SEOUL – Who could have foreseen a future where we can answer a call by driving, with one single command or play your favorite song because you asked the car to? Electronics and technology is changing rapidly when it involves car, which is why the tech companies want to enter now.
Samsung Electronics and group companies are making a belated push into the business of supplying technology to carmakers, while rivals are already lining up lucrative deals with an industry that is notoriously difficult to enter.
Data compiled by Thomson Reuters IP & Science shows the world’s top smartphone maker and other Samsung Group tech affiliates are ramping up r&d for auto technology, with two-thirds of their combined 1,804 U.S. patent filings related to electric vehicles and electric components for cars coming since 2010.
The analysis did not include filings made after 2013 due to a lag between filing and publication.
They haven’t yet landed significant business, and Samsung Group declined to comment on strategy, but the lure is obvious.

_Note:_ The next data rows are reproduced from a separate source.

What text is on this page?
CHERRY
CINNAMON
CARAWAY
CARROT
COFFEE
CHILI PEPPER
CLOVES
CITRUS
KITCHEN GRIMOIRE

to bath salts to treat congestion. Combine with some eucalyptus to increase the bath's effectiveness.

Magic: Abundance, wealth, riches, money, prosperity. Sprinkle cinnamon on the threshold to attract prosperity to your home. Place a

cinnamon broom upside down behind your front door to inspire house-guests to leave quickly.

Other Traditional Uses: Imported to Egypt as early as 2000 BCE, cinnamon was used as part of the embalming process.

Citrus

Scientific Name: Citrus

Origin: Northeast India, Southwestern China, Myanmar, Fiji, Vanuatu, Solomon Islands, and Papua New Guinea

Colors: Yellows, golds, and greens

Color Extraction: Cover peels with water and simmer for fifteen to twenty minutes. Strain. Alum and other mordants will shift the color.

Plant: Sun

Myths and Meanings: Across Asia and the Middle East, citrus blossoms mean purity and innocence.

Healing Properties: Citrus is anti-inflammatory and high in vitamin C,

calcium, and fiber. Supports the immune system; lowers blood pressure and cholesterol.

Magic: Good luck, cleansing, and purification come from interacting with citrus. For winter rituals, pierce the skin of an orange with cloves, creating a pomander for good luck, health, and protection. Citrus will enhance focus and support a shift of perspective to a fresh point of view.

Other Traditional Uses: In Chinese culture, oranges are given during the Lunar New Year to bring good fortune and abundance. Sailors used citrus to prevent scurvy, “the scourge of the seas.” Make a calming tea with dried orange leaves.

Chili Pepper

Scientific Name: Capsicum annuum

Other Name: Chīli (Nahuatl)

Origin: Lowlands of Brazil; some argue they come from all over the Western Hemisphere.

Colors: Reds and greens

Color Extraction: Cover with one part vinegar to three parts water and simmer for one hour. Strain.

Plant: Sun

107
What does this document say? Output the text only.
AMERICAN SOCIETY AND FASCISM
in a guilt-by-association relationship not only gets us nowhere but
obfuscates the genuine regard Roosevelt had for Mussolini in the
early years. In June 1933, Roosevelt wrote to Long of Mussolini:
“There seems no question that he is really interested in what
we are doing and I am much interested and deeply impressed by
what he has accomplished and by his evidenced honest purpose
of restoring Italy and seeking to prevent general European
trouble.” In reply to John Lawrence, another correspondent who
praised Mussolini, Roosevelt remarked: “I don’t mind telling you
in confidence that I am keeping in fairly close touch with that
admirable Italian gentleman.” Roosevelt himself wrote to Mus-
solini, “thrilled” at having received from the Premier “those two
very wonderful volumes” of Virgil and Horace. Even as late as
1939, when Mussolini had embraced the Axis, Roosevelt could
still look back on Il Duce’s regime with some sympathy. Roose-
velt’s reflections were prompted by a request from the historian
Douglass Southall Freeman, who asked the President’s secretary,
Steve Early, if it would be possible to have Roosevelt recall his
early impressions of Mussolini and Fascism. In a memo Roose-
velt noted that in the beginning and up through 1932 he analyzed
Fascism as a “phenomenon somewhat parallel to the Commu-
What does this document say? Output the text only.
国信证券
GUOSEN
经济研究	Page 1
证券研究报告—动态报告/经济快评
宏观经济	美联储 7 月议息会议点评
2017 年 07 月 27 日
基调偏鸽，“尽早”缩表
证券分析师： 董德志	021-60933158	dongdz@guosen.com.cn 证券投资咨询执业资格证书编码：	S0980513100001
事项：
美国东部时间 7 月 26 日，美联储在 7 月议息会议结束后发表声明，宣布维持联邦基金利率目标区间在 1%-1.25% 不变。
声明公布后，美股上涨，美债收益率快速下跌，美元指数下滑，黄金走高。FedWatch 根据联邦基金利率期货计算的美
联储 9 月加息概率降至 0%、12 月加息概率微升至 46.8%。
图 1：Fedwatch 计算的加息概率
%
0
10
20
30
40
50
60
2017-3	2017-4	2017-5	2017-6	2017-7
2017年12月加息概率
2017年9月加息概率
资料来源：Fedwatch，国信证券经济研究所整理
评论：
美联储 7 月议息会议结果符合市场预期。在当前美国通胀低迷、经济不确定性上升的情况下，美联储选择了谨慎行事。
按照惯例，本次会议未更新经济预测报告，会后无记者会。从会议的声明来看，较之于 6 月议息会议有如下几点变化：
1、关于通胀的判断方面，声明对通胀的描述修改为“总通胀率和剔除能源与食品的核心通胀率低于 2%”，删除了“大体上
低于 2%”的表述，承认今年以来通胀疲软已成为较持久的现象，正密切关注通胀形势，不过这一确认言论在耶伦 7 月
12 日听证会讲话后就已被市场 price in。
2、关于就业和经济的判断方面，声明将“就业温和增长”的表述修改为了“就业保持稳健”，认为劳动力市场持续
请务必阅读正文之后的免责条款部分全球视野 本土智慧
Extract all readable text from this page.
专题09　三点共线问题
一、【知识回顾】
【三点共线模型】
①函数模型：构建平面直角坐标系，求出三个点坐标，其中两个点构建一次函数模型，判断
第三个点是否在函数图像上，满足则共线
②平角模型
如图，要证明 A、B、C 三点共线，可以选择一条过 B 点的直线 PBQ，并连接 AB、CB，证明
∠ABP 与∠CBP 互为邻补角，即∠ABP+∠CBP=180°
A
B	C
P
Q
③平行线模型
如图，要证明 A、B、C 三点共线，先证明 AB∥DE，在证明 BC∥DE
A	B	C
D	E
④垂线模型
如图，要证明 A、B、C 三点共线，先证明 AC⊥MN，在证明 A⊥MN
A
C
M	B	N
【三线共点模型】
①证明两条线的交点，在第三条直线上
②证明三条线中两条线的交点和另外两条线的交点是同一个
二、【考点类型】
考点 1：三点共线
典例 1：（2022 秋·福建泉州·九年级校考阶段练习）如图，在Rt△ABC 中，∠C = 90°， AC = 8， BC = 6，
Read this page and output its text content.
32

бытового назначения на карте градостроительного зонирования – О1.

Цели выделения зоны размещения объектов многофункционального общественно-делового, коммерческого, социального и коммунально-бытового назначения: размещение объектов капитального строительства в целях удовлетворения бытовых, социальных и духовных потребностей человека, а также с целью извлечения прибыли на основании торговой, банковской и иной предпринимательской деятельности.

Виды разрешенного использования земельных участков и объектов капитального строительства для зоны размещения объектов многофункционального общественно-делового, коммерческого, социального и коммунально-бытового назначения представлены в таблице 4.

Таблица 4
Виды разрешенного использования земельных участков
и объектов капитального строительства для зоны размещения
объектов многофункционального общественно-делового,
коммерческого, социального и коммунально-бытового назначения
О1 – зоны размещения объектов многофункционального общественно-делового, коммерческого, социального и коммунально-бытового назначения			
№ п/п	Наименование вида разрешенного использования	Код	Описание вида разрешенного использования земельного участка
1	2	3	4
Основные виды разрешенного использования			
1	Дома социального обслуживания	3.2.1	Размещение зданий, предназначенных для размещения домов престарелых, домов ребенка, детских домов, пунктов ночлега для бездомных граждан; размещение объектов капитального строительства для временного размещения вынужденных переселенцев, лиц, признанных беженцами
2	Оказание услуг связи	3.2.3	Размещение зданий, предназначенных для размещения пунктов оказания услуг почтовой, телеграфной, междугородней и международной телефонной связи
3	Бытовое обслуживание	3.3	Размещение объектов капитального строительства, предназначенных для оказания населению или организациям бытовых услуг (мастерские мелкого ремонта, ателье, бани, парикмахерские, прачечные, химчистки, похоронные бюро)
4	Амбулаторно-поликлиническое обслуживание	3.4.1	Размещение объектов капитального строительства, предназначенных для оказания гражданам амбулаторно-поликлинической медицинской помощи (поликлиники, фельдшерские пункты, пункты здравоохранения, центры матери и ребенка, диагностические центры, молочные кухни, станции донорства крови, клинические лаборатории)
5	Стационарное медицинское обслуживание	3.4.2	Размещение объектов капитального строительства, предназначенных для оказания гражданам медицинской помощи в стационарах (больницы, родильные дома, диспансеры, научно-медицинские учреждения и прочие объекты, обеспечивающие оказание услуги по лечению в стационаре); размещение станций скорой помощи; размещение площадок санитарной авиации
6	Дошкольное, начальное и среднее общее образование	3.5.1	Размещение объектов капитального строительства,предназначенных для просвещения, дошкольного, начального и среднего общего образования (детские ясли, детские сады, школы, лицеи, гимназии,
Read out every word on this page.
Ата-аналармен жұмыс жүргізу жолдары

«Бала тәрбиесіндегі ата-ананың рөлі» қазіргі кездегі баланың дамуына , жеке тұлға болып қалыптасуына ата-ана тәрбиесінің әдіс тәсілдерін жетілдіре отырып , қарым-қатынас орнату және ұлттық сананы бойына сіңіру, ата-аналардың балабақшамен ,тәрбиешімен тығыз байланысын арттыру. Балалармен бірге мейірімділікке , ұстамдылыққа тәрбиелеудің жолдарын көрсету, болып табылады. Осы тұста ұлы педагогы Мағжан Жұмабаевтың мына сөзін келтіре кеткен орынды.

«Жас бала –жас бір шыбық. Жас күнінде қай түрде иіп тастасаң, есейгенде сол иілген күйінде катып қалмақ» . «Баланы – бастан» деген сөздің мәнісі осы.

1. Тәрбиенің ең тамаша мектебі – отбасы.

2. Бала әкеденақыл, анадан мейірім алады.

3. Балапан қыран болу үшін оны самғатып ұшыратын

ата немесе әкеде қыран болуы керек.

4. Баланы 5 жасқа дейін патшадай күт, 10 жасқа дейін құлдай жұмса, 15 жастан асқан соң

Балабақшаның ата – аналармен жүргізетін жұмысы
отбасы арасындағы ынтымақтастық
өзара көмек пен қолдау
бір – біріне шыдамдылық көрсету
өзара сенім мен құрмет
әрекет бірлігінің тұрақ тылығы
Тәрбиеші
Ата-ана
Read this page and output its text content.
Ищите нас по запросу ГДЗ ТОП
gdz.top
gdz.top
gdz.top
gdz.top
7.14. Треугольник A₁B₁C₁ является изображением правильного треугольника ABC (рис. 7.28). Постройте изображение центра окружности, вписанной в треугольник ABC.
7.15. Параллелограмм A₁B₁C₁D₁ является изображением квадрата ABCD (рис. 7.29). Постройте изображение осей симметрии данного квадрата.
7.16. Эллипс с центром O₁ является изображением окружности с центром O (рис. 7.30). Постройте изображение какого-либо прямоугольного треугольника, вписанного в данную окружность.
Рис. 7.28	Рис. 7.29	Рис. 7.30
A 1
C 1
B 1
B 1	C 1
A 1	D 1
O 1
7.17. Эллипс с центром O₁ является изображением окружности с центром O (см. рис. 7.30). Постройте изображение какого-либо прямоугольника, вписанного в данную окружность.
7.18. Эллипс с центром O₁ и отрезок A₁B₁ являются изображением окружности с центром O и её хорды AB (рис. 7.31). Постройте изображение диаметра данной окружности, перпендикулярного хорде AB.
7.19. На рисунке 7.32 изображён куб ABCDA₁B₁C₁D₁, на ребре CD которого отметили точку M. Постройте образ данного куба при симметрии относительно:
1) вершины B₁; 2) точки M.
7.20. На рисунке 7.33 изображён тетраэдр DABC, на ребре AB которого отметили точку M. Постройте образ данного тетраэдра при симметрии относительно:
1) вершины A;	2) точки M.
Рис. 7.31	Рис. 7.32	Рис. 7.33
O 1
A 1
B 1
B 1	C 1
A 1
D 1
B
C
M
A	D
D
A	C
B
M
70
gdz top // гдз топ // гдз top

Automakers already incorporate or are developing technologies to enhance safety and provide better smartphone connectivity and entertainment systems, creating an opening for tech companies to break into a market for software, services and components that is worth around $500 billion, ABI Research analyst Dominique Bonte said.
“There are two trends: the car becomes a connected software device, and the entire mobile and ICT ecosystem is getting very interested in playing a part in that evolution,” Bonte said.
That is particularly welcome as demand for smartphones, TVs and computers slows, but Samsung is arriving late at a party where some of the best partners are already taken.